C'est là que ça se passe

Studygram : la communauté 2.0 qui vous donne l’envie d’ouvrir vos cahiers

Exit, les jolis clichés Instagram dédiés aux vacances ou aux virées shopping. Composée de quelques étudiants appliqués et désireux de partager leurs astuces de rangement, la communauté Studygram s’efforce à glamouriser les outils scolaires. Décryptage d’une tendance aussi studieuse que ses adeptes.

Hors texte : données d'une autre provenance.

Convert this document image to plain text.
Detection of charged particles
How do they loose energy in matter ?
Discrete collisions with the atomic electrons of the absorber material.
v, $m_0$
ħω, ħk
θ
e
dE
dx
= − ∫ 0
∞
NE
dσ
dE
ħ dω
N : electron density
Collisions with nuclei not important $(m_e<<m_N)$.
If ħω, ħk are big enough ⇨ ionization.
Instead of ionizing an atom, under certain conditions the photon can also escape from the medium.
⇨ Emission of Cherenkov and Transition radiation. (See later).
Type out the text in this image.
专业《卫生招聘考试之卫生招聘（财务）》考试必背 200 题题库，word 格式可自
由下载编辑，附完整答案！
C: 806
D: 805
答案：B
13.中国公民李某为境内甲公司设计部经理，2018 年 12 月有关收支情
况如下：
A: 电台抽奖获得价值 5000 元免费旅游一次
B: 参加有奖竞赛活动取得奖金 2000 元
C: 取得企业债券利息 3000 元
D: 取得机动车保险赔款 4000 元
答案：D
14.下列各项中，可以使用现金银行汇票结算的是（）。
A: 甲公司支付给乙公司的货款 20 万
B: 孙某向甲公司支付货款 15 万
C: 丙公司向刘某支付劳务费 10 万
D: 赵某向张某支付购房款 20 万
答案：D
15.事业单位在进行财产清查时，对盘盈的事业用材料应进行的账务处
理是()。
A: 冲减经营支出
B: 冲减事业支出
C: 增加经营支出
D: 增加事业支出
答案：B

Rendre l’école et plus particulièrement les fournitures scolaires glamour et désirables, voici le pari fou de la « communauté Studygram ». Qui ? Un collectif d’étudiants de tous âges, nationalités ou niveaux d’études qui dévoue l’intégralité de son contenu Instagram (comprenez par là les photos mais aussi les stories) aux stylos parfaitement alignés, à la papeterie raffinée ou l’organisation scolaire de manière plus globale. Oubliez ainsi d’emblée les photos de beuveries estudiantines qui pullulent sur les réseaux sociaux. La communauté Studygram (contraction du verbe « study », soit étudier, et « Instagram »), elle, s’efforce de partager les plus beaux clichés de bureaux ou planificateurs.

Prouver qu’Instagram n’est pas que procrastination

Le but de ces internautes ? Se motiver et s’inspirer les uns les autres, offrant dès lors comme un bol d’air frais à l’habituelle vitrine de la plateforme d’images, où règnent habituellement photos de voyages ou de vêtements à la mode… Et, dans la foulée, faire un petit pied des nez aux plus septiques convaincus qu’Instagram n’est qu’un outil pour procrastiner. « Je pense que le fait d’avoir la possibilité d’apparaître dans le flux de quelqu’un pendant qu’il fait défiler son écran est un excellent rappel, une manière non-forcée de lui dire Hé, et si tu passais les dix prochaines minutes à faire quelque chose pour tes cours ? » nous explique Emmastudiess, figure de proue de la communauté.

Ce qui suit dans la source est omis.